Private 5G networks have long been touted as a new revenue opportunity for telcos keen to offer enterprises managed 5G connectivity solutions. However, ITC argued in its submission that telcos should not be allowed to sublease 5G spectrum to companies because it would bring too much complexity to the admin process and give telcos too much control over whp gets spectrum and who doesn’t.
“It may be difficult for industries to get spectrum from telcos due to unavailability of the network in their geographical area…there could be a dilemma for the telcos to balance between the public network roll-out at the location and the private network demands. Additionally, the price charged by the telcos may work as a deterrent, as the latter can form a monopoly in specific regions based on their licenses,” ITC said.
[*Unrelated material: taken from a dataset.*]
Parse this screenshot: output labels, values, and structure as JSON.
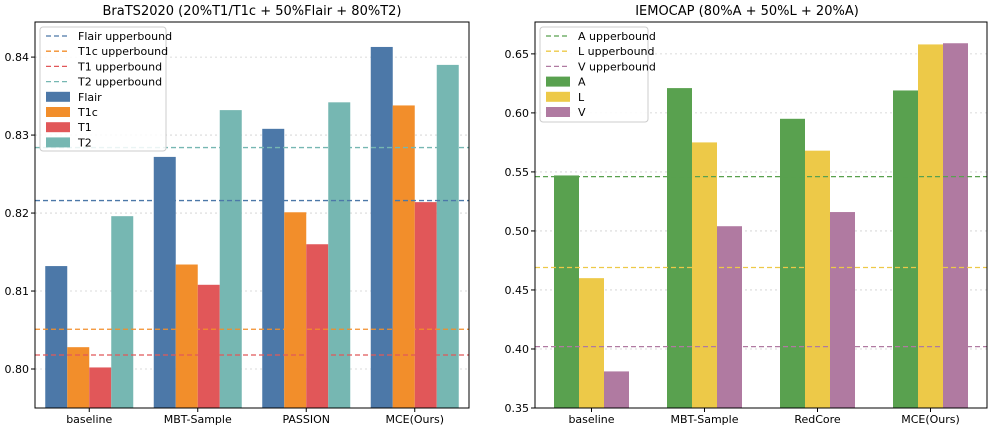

If TRAI decides to allow telcos to sublease 5G spectrum to enterprises, the company added, telcos should be required to report any such agreement to the government once it is in place.
ITC also said that the Indian government should issue enterprises temporary (and ideally free) licenses to set up a 5G test lab on their premises using designated private network spectrum. “These control environments can be a test lab, customer experience centre or co-innovation centre, rural infrastructure for farmers which can identify and validate different use cases and help customers gain better confidence in this new technology.”
Separately, the National Association of Software and Service Companies (Nasscom), which represents Indian IT services companies, also urged TRAI to earmark 5G spectrum for private networks.